Claude constate que le Premier Ministre n’a fait aucun commentaire sur la suggestion du Jeune Commerce de créer une commission permanente. Sans souligner ce fait, il remercie à nouveau le Premier Ministre de son cordial accueil et la rencontre prend fin.
Le soir, tous les membres de la délégation sont reçus à dîner au restaurant Marino de Québec, par l’honorable Paul Beaulieu, ministre de l’industrie et du commerce. Y assistent aussi les ministres et députés présents à la présentation du mémoire. Lors de son allocution, l’honorable Beaulieu félicite la Jeune Chambre de Montréal de s’intéresser autant à l’économie du Québec. Il aborde le nouveau projet d’une autre voie maritime profonde entre Montréal et New York sur le Richelieu, le lac Champlain et la rivière Hudson. Il affirme qu’un plan est établi en vue d’un canal de 30 pieds de profondeur entre Montréal et Saint-Jean et que les autres parties jusqu’au lac Champlain et le port de New York seront déterminées de concert avec les autorités de New York et de Washington. Il affirme que le nouveau gouverneur de New York, Nelson Rockefeller, l’approuve en principe et que Washington et Ottawa y sont favorables. Il ajoute «il va se faire des travaux étonnants d’ici deux ans». Le ministre dit que c’est la preuve que le gouvernement de Duplessis vise à élargir les échanges extérieurs avec ses voisins et le monde entier, mais veut progresser dans l’équilibre, l’ordre et la discipline. Cette seconde voie maritime ne verra pas le jour.
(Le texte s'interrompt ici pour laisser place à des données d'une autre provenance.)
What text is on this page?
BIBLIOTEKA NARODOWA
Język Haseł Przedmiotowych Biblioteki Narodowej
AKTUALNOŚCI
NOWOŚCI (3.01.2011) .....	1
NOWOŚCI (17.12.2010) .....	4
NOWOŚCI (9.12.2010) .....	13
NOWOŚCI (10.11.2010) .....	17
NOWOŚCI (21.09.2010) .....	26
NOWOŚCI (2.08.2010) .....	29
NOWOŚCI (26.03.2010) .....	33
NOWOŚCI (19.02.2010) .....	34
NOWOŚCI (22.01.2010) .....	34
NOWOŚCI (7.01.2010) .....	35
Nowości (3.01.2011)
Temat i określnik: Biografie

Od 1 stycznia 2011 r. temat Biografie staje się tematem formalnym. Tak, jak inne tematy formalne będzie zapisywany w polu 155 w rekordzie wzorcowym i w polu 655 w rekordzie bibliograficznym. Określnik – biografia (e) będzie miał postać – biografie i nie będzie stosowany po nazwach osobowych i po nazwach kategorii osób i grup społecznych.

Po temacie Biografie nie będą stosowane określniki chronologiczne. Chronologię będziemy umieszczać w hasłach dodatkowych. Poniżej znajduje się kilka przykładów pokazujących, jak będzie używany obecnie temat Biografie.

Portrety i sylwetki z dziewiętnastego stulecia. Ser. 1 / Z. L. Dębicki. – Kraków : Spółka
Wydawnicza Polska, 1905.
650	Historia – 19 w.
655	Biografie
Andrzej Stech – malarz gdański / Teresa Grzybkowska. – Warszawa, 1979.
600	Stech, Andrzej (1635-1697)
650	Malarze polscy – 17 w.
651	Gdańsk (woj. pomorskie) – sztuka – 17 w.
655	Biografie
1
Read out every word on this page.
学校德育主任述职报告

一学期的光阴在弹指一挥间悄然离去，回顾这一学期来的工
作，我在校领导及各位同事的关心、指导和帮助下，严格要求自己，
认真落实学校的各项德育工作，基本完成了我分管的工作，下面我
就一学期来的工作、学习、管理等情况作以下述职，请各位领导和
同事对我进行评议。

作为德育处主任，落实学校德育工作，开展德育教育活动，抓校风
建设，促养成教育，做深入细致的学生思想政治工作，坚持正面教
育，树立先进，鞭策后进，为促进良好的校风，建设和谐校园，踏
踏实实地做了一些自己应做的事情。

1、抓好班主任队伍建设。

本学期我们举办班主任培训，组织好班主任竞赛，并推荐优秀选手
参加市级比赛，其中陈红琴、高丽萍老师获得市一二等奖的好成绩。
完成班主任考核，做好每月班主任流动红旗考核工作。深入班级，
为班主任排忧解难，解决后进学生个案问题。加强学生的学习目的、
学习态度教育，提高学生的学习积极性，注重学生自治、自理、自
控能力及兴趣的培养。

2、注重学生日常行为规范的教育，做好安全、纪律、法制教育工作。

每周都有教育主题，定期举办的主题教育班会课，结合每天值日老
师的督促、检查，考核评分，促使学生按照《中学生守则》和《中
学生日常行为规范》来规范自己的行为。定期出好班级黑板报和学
A 21:00, tout le monde est dans le train du retour à Montréal et chacun est fort heureux de sa journée. Claude, fortement impressionné par la présence de Duplessis, est, par contre, désappointé de la contre-performance du chef du gouvernement et des commentaires qu’il a donnés. Il revient de Québec avec l’impression que Duplessis a bien vieilli. Il regrette en plus qu’il n’ait pas abordé la proposition soumise par le Jeune Commerce. Régent Desjardins lui dit de ne pas s’en faire. L’important c’est que la graine soit semée et Duplessis en fin politicien prudent n’embarque pas dans n’importe quoi sans y avoir longuement réfléchi. La commission d’orientation économique sera éventuellement créée.